On Common Core

I will start with Piaget.  He found that certain understandings, skills if you wish, values eventually, have to wait until we are a certain age.  Sometimes gender and unusual and specific strands of DNA can be variables also. Consider the affect of having light eyes for example on sun sensitivity or when small muscle coordination is sufficiently developed to lightly hold a pencil.  When does a student have the internal stillness to sit in a seat for an hour?

To test Piaget’s proposition my colleague at the alternative school tried to test whether a young girl understood the relationship of volume to size and shape of different containers with a three year old in regular attendance at the school and then again when she was four.  Could she know before pouring a certain amount of liquid into differently shaped containers if they would overflow or not.  At three she didn’t get it, regardless of repetition, but she did when she was four just as Piaget had predicted.

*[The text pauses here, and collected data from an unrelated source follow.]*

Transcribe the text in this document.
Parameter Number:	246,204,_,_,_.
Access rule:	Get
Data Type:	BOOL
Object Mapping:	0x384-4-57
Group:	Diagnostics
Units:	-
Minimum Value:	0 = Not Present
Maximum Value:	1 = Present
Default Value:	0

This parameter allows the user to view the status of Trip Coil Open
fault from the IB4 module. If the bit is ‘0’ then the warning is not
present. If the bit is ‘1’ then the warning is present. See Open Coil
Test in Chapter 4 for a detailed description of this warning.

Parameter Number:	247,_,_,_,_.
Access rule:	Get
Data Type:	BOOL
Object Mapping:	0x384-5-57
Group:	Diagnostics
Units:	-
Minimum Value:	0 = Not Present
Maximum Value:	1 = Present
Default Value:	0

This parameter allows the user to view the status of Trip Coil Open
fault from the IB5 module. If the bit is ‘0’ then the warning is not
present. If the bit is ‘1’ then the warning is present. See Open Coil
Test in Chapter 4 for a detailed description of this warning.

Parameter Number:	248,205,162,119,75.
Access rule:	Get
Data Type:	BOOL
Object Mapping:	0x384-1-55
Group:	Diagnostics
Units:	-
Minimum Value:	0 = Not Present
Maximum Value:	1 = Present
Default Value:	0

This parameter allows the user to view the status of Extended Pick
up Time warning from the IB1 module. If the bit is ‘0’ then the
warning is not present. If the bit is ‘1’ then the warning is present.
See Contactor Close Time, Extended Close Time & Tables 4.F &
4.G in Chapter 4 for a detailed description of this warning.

There’s a certain parallel here.  In the name of improving the schools we accepted curriculum for each grade level replete with digital packets – worksheets with underlying bias unaddressed – and let the core content be determined by someone else in someplace else without regard for local, cultural, social, environmental, ethnic and economic circumstances and with all individual differences disregarded.

We have been looking at “the core” to tell us what we could and should assign at each certain grade level and thereby identify when a child has “fallen behind.”  (Pause for a moment to absorb the words; catch the implications of the language.) This then is the new dogma, simple and unforgiving.

The essence of the idea originated from how annoying it is for a teacher when you assume a skill will already be mastered, only to find many of the students have not. Only now we have not only held the student responsible, we have held their teacher responsible for the percentage of students that have “fallen behind.”

We have asked teachers to become semi-robotic servants – at the expense of the honor and special talents of individual educators, who with the support of administration and colleagues can play unique roles in addressing quite varied learning difficulties and can create opportunities for learning utterly unimagined before, including providing the patience, guidance and encouragement to help individuals make progress or deal with their frustrations in a loving and accepting manner.